Dwa tygodnie przerwy to dużo czasu na przemyślenia i poprawę swoich błędów. Jednak czy podopieczni Jana Urbana odrobili zadanie domowe? Przekonamy się na pewno w najbliższą niedzielę w meczu z Gdańskiem. – Z Lechią jesteśmy w podobnych sytuacjach. Nie spełniamy oczekiwań kibiców i klubu – mówi Jan Urban, szkoleniowiec KGHM Zagłębia Lubin.
– Spokojnie, spokojnie. Oni jeszcze pokażą się z dobrej strony. Taka nadzieja krąży na pewno w myślach miedziowych kibiców. Chwilowa euforia spowodowana wygraną z ŁKS-em Łódź szybko zamieniła się w rozpacz po spotkaniu z „Jagą”. Później była przerwa w rozgrywkach. Zagłębie rozegrało jedno spotkanie sparingowe z Ruchem Chorzów. Co prawda wygrane przez miedziowych 2:0, ale trzeba pamiętać, że takie „meczyki” to bardziej sprawdzenie dyspozycji wszystkich zawodników, a prawdziwy mecz czeka Zagłębie 16 października na Dialog Arenie. – Podczas takiej przerwy wszyscy starają się utrzymać rytm meczowy. Na sparingu nie mogłem skorzystać z całej kadry. Pojechało nas piętnaście osób. Gancarczyk wraca do zdrowia, Małkowski jest jeszcze na rehabilitacji, Galkevicius zaczyna trenować. Dąbrowski do nas dojedzie tak jak i Darvydas. Szymon Pawłowski nie miał po kontuzji ogrania i w meczach wewnętrznych też nie brał udziału – podsumował Jan Urban.

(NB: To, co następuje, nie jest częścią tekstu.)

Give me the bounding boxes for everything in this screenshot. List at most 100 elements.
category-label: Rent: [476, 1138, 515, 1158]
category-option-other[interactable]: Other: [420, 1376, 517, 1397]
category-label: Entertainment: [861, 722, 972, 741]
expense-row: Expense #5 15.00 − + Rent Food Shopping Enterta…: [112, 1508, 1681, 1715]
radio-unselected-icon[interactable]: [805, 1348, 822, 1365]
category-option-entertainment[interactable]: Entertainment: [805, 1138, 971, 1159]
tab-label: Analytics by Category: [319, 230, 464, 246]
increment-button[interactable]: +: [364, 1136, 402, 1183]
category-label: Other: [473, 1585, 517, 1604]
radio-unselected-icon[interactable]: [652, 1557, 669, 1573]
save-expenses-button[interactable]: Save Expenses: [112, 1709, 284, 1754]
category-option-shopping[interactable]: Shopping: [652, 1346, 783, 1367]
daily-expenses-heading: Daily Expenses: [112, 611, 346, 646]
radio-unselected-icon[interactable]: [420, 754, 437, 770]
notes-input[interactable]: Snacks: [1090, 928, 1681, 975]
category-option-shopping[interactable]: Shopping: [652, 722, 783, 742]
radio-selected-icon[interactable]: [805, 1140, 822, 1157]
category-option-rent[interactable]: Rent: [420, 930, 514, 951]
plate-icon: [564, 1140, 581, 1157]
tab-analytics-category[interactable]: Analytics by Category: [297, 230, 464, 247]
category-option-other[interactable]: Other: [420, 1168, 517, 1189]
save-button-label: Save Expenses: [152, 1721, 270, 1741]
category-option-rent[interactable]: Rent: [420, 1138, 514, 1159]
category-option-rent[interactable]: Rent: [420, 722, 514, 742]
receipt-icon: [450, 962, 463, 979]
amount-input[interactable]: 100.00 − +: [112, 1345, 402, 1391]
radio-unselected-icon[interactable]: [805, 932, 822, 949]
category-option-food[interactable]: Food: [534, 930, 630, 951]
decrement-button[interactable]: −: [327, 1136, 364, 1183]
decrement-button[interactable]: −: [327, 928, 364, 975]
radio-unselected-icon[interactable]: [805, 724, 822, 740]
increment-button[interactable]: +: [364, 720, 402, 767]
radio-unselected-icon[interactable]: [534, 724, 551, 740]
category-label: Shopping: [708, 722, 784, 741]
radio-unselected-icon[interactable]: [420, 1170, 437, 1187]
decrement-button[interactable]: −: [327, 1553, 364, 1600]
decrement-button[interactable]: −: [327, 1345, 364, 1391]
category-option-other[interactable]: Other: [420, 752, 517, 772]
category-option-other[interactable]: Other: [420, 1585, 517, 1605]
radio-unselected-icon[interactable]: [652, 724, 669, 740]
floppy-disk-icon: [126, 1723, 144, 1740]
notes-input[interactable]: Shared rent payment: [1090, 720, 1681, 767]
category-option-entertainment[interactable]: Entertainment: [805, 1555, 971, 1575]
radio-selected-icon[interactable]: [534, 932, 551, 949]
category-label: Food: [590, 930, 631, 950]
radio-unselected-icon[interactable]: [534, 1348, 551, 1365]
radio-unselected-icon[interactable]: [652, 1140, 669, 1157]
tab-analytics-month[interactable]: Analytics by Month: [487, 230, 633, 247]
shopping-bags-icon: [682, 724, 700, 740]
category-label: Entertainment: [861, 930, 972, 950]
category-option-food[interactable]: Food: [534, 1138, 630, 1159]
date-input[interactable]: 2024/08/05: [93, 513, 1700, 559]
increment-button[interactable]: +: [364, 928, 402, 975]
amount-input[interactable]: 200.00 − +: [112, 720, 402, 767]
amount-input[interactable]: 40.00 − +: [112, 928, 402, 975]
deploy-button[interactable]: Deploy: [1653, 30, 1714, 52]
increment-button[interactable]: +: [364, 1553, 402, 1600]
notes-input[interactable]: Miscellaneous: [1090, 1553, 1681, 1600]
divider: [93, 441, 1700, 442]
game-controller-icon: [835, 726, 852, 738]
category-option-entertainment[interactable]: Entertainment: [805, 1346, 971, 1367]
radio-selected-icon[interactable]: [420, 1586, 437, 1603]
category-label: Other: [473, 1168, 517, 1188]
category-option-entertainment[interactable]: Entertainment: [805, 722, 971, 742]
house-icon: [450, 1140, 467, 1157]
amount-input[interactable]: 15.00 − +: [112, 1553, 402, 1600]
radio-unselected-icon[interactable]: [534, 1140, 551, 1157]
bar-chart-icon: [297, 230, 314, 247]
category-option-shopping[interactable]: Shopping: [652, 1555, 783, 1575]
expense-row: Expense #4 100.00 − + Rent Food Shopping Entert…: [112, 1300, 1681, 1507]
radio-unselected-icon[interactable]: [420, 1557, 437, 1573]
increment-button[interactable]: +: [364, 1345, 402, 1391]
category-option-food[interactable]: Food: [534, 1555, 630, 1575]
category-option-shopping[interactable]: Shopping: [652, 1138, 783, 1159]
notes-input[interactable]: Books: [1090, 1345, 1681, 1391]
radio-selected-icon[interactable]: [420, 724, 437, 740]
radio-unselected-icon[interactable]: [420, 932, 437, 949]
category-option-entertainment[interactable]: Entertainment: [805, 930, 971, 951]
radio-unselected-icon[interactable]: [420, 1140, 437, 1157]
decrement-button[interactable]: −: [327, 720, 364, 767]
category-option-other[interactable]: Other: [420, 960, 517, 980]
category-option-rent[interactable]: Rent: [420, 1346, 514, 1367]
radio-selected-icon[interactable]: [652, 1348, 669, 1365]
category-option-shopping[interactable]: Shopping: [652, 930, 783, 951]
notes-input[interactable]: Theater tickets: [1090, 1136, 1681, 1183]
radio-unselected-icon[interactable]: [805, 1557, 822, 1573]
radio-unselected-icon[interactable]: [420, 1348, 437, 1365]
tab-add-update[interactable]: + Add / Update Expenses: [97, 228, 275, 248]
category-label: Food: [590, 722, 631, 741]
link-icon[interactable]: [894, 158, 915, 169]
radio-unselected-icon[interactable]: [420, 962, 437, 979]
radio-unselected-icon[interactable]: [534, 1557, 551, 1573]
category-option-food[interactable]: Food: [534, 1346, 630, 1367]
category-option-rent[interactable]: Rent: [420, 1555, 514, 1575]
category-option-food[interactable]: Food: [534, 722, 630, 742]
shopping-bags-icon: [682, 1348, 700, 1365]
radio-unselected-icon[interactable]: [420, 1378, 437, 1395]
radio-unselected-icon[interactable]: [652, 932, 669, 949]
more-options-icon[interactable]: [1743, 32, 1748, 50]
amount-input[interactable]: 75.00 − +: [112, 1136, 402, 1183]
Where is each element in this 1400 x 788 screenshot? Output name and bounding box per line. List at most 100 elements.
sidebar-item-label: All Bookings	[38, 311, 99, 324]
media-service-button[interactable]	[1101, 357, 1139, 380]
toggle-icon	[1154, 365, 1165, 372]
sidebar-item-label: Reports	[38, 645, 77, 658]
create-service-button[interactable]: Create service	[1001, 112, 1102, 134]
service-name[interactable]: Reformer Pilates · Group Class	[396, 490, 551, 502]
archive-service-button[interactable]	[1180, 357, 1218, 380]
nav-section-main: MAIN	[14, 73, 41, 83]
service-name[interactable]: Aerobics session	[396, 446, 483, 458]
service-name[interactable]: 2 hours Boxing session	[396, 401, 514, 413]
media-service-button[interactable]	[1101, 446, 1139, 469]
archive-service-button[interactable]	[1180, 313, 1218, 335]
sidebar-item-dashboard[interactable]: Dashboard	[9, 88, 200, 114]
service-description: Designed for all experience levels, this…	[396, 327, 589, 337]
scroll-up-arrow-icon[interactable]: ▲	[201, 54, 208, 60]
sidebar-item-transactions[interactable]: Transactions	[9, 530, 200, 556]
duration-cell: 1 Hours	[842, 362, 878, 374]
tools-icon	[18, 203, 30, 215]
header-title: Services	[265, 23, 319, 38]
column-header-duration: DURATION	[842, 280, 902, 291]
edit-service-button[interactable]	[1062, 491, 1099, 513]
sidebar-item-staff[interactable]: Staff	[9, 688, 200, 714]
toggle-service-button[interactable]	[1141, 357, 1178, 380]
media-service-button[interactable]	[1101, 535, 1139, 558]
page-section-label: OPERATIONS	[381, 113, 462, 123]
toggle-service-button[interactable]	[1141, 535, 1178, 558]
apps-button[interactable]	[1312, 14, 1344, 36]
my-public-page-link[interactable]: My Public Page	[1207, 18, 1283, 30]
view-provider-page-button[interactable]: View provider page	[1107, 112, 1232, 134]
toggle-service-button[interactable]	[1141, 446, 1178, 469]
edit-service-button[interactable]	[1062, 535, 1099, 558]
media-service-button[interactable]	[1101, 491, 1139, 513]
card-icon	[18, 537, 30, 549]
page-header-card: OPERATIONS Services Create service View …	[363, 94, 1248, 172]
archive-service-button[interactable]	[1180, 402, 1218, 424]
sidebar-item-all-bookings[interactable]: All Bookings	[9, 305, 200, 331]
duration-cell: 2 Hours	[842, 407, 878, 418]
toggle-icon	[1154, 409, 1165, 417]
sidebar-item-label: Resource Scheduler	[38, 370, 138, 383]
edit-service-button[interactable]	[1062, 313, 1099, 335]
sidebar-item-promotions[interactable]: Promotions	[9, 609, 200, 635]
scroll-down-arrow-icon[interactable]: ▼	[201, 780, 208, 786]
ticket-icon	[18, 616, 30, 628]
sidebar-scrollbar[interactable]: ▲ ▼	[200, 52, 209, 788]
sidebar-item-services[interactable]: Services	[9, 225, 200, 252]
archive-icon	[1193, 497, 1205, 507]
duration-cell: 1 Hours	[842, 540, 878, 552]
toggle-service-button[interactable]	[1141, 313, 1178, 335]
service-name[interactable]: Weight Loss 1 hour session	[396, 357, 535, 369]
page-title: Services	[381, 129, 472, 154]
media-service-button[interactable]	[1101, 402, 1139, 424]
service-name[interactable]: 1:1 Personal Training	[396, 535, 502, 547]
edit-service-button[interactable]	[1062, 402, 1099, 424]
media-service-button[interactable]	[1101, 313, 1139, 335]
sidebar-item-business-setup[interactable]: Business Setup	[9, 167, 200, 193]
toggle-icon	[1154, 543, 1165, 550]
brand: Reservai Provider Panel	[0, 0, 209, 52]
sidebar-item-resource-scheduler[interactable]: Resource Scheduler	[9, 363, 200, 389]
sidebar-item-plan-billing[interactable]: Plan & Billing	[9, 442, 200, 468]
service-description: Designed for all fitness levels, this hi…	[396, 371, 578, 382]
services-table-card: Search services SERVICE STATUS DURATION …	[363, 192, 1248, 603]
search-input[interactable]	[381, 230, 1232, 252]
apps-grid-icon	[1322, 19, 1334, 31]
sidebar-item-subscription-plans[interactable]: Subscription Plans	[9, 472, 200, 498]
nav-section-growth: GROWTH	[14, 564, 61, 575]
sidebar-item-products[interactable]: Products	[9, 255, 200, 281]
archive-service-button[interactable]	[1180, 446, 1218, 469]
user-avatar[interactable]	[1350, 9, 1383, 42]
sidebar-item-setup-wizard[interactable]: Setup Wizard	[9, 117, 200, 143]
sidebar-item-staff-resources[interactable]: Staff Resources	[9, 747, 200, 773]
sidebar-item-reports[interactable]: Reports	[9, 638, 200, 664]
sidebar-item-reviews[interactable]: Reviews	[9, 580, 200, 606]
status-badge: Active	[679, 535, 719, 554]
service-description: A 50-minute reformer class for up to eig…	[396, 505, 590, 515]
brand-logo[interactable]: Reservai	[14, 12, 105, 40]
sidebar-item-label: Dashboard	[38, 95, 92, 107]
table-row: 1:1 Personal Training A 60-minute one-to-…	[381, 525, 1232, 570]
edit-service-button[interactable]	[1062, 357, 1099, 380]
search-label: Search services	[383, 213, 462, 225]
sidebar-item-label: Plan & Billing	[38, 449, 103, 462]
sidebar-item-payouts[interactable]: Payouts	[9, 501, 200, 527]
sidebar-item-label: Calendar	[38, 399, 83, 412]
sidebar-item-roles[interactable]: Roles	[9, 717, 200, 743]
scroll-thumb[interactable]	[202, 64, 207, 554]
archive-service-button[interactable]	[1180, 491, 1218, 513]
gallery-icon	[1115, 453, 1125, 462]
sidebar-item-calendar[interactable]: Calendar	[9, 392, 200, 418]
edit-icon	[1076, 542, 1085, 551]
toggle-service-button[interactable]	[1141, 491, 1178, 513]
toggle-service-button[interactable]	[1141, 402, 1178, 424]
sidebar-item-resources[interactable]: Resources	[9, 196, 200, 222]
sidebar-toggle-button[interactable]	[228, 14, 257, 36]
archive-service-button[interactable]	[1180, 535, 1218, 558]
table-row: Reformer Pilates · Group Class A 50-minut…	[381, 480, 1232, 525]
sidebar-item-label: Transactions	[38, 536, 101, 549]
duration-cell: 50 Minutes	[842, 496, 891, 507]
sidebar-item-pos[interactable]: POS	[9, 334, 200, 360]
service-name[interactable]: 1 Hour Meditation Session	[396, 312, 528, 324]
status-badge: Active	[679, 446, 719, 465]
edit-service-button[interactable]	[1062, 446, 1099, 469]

Szkoleniowiec miedziowych zwiększył intensywność treningów. Chciał również poprawić grę ofensywną i defensywną zespołu. Do meczu pozostało jeszcze kilka dni. Zespół z Gdańska nie traci zbyt wielu bramek, ale za dużo ich też nie zdobywa. Jednym słowem nie można zdecydowanie powiedzieć, że po niedzielnym pojedynku Zagłębie zainkasuje pewne trzy punkty. Jak zwykle boisko zweryfikuje, który z zespołów bardziej na nie zasługuje.